The golf tournament that eclipses all others in popularity and television ratings will itself be eclipsed on its first day by a celestial event that is certain to attract more widespread attention in the US and across the globe.

For only the second time in its history, the Masters Tournament will be affected by a solar eclipse crossing the continental US, the event coming on Monday afternoon during the first official day of practice rounds for the 88th Masters.

A total eclipse, the 17th to affect at least a portion of the continental USA, will bisect the mid-section of the country starting about 2:30pm EDT over Eagle Pass, Texas. It will then make its way over Oklahoma, Arkansas, Missouri, Illinois, Kentucky, Indiana, Ohio, Pennsylvania, New York, Vermont and New Hampshire before heading out over the Atlantic through Maine about 3:30pm. According to NASA, portions of Tennessee and Michigan also will experience a total solar eclipse, a phenomenon caused by the moon lining up perfectly as it orbits in front of the sun.

Augusta, Georgia, will begin to see partial effects of the eclipse, called an annular eclipse – in which a “ring of fire” (annulus) is seen around the edge of the moon – from approximately 1:49 to 4:23pm, (according to TimeandDate.com) with peak coverage of the sun occurring at 3:08pm when about 75 percent of the sun will be obscured. That is not enough, it is believed, to force any stoppage of practice rounds.

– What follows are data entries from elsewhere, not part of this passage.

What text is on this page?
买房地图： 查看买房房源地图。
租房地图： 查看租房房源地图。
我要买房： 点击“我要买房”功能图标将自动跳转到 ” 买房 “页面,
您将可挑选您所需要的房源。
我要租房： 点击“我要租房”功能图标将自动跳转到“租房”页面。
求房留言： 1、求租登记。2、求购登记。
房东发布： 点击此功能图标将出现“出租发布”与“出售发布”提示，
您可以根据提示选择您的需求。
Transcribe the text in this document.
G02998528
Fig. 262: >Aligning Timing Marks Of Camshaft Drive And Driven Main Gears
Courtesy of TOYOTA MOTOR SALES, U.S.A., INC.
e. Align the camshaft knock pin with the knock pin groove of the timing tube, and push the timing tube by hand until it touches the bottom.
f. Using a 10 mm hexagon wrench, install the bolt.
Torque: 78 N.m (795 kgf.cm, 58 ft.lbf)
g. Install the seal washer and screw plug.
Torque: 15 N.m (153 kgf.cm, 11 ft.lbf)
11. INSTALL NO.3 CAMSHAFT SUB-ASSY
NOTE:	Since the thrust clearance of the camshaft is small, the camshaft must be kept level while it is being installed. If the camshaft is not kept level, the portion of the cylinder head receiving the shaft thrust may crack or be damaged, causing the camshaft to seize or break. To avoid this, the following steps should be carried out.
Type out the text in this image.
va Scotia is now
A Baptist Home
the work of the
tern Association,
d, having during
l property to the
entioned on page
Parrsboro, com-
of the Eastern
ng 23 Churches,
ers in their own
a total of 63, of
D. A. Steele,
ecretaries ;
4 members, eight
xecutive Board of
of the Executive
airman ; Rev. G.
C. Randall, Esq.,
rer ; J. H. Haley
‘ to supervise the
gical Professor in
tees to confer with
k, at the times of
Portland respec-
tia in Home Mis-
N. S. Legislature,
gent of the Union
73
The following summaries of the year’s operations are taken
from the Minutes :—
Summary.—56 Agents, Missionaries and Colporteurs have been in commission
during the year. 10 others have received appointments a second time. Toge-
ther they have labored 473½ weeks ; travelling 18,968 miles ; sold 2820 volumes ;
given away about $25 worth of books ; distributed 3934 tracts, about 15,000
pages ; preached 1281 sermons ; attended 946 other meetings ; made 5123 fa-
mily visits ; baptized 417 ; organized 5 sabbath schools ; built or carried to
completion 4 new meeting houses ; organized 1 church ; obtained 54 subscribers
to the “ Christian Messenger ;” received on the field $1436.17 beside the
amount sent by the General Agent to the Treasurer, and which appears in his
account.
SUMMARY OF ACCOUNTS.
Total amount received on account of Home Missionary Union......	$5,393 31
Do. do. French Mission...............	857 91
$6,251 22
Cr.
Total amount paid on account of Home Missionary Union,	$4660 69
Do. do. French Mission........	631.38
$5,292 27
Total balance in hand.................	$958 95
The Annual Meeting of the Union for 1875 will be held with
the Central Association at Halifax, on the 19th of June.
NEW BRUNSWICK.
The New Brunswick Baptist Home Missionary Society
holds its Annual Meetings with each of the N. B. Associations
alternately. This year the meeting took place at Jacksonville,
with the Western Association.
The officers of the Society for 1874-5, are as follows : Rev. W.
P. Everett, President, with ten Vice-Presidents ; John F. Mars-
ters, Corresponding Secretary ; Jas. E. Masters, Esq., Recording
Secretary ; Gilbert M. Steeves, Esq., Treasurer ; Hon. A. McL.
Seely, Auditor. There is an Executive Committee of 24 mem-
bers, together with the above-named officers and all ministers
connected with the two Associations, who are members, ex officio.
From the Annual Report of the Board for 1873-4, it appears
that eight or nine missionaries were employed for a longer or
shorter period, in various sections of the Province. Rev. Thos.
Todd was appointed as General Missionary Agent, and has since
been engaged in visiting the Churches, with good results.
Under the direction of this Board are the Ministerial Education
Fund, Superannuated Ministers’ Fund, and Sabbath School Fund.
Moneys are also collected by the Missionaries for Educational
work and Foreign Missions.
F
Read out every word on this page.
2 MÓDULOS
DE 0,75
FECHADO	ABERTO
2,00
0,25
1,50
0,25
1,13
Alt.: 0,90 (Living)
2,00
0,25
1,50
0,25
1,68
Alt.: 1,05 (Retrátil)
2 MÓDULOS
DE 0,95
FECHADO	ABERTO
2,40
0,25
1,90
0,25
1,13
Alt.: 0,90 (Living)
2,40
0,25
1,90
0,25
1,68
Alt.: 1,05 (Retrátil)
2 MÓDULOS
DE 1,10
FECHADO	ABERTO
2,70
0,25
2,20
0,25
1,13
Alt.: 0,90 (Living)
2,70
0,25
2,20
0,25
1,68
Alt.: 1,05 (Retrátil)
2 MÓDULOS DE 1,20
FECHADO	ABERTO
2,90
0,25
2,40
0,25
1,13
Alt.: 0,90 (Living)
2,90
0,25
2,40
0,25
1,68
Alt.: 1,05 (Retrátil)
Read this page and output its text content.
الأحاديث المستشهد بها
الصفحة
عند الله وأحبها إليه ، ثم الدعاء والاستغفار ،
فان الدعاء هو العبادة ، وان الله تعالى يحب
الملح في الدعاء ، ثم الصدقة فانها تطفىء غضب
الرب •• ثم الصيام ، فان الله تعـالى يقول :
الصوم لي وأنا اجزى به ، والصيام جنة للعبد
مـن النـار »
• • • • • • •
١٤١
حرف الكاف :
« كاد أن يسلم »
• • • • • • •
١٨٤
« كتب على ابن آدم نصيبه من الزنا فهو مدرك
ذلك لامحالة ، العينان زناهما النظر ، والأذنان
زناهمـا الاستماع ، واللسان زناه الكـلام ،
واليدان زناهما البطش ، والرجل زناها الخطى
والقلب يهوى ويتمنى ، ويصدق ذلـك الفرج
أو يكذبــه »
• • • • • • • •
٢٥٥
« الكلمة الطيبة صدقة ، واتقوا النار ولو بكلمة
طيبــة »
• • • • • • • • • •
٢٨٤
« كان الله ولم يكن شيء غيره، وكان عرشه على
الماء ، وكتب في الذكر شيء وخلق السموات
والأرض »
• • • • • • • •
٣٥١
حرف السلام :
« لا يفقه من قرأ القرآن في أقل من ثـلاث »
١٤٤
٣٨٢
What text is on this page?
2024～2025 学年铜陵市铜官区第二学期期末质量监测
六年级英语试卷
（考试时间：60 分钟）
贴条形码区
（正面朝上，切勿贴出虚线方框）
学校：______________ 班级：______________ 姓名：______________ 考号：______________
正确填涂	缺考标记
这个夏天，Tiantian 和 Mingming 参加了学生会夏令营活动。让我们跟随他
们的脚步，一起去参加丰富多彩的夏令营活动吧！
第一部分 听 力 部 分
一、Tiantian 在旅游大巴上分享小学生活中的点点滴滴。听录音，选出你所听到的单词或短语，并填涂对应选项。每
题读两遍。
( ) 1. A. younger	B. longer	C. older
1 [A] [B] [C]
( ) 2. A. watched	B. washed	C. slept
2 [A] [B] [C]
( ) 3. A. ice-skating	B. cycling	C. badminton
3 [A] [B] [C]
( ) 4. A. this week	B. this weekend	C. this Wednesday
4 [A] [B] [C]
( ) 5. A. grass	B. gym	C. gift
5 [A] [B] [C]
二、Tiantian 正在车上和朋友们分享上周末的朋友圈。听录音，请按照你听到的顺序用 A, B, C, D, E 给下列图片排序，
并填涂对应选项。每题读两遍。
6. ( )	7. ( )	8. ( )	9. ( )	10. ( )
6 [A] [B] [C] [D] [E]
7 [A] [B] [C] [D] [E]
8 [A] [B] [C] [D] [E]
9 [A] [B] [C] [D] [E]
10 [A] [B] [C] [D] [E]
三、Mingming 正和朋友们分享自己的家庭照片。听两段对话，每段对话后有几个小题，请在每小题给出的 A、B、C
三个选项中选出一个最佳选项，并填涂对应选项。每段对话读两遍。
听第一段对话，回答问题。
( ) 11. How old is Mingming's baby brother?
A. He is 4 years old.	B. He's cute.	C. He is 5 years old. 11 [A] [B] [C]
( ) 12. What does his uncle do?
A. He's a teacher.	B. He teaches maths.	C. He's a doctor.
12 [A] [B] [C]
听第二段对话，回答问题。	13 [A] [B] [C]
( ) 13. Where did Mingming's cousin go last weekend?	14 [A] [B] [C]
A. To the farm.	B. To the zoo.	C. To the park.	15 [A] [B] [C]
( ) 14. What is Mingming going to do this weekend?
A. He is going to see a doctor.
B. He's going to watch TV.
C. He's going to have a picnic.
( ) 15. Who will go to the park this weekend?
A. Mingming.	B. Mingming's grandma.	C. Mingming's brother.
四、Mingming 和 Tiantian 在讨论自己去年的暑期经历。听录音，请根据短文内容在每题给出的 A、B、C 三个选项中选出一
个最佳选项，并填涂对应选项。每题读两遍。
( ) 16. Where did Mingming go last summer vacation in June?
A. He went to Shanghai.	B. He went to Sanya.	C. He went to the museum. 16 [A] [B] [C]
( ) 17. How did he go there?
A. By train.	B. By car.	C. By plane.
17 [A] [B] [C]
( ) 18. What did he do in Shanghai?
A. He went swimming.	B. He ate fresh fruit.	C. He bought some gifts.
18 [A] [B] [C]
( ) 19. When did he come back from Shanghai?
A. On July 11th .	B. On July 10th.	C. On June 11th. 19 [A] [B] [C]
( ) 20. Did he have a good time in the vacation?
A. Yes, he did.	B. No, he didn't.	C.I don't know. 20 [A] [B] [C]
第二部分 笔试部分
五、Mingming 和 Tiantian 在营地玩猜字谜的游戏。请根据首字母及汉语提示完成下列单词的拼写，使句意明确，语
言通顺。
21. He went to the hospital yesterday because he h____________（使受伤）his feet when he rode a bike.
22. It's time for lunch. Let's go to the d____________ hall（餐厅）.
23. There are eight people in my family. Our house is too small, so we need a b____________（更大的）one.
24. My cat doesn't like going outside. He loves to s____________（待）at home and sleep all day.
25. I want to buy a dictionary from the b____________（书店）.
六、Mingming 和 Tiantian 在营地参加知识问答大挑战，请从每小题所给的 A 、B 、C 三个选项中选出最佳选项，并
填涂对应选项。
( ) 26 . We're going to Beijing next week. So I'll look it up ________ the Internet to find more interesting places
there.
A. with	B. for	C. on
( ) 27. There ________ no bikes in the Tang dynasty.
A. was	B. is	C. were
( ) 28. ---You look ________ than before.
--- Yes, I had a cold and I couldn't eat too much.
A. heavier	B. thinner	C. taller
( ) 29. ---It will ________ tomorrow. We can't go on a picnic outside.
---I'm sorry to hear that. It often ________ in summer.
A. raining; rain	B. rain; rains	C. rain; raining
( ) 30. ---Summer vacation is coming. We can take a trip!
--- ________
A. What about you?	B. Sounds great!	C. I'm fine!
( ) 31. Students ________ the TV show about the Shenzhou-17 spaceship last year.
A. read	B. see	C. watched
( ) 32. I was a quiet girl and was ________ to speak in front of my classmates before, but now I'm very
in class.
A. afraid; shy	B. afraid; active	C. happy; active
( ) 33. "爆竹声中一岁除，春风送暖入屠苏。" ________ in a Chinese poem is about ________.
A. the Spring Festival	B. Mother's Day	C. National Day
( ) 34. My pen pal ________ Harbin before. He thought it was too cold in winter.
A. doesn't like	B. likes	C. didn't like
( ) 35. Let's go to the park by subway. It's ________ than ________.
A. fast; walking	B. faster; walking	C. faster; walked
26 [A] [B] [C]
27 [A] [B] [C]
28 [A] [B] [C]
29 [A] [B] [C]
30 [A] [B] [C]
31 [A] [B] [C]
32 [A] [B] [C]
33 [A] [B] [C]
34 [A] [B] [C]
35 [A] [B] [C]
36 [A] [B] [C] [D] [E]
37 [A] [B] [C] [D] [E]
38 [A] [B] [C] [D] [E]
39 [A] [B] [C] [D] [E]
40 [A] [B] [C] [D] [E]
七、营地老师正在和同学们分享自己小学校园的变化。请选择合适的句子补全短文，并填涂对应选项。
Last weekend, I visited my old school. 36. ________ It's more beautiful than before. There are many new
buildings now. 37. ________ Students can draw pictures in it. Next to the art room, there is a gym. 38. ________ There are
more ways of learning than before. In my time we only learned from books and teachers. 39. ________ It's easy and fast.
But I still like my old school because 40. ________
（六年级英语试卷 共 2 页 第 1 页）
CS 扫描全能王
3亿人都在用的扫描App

Obviously, Masters patrons should plan accordingly to avoid damage to their eyes if they intend to take their gaze off the stars on the course and look up to the sky.

Only one official Masters round ever has been affected by a solar eclipse. That occurred during the final round on April 7, 1940, when an annular eclipse that obscured about 90 percent of the sun passed overhead just after 5pm and lasted about two-and-a-half hours. Jimmy Demaret won the first of his three green jackets that day, beating Lloyd Mangrum by four strokes.

A total solar eclipse is not that unusual. There were 71 worldwide in the 20th century and 68 more are expected this century. The last total solar eclipse that impacted the US occurred on August 21, 2017. Its band spanned the contiguous US from coast to coast. According to NASA, the next one won’t be seen in the US until 2044.